Halten Rabattaktionen immer das was sie versprechen?

Der lang ersehnte Tag aller Schnäppchenjäger steht bevor – der Black Friday. Am 27. November 2020 ist es wieder soweit: Viele Konsumenten geraten an diesem Tag in einen absoluten Kaufrausch und mutieren teilweise zu regelrechten „Shopaholics“. Inzwischen findet das Shopping-Event des Jahres zum siebten Mal in Deutschland statt und erfreut sich immer größerer Beliebtheit.

Der Black Friday findet jährlich Ende November statt, genau ein Tag nach dem amerikanischen Fest Thanksgiving. Händler bieten an diesem Tag Sonderaktionen an, um insbesondere das Weihnachtsgeschäft anzukurbeln. Hierdurch gelingt es Unternehmen Rekordumsätze zu erzielen. Aber Achtung: es lohnt sich die Deals genau unter die Lupe nehmen, denn manche Angebote können täuschen.
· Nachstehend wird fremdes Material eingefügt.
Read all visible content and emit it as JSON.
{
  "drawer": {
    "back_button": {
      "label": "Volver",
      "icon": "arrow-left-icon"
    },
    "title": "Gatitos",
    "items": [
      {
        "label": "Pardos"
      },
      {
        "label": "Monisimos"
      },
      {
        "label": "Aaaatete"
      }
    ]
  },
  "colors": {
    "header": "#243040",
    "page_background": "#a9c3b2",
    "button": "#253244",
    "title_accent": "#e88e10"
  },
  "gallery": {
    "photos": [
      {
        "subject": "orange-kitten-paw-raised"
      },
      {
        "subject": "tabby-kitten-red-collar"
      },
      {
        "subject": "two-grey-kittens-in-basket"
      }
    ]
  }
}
Nicht jedes Sonderangebot ist wirklich günstiger

Die ausgeschriebenen Preisnachlässe beziehen sich meist auf die UVP (=unverbindliche Preisempfehlung des Herstellers). Jedoch ist dieser Preis in der Regel höher, als der Preis, den der Händler normalerweise verlangen würde. Demnach vermuten Kunden eine größere Ersparnis, als sie tatsächlich erzielen. Außerdem zeigen Studien, dass einzelne Unternehmen die Preise kurz vor dem Black Friday anheben und somit Konsumenten getäuscht werden.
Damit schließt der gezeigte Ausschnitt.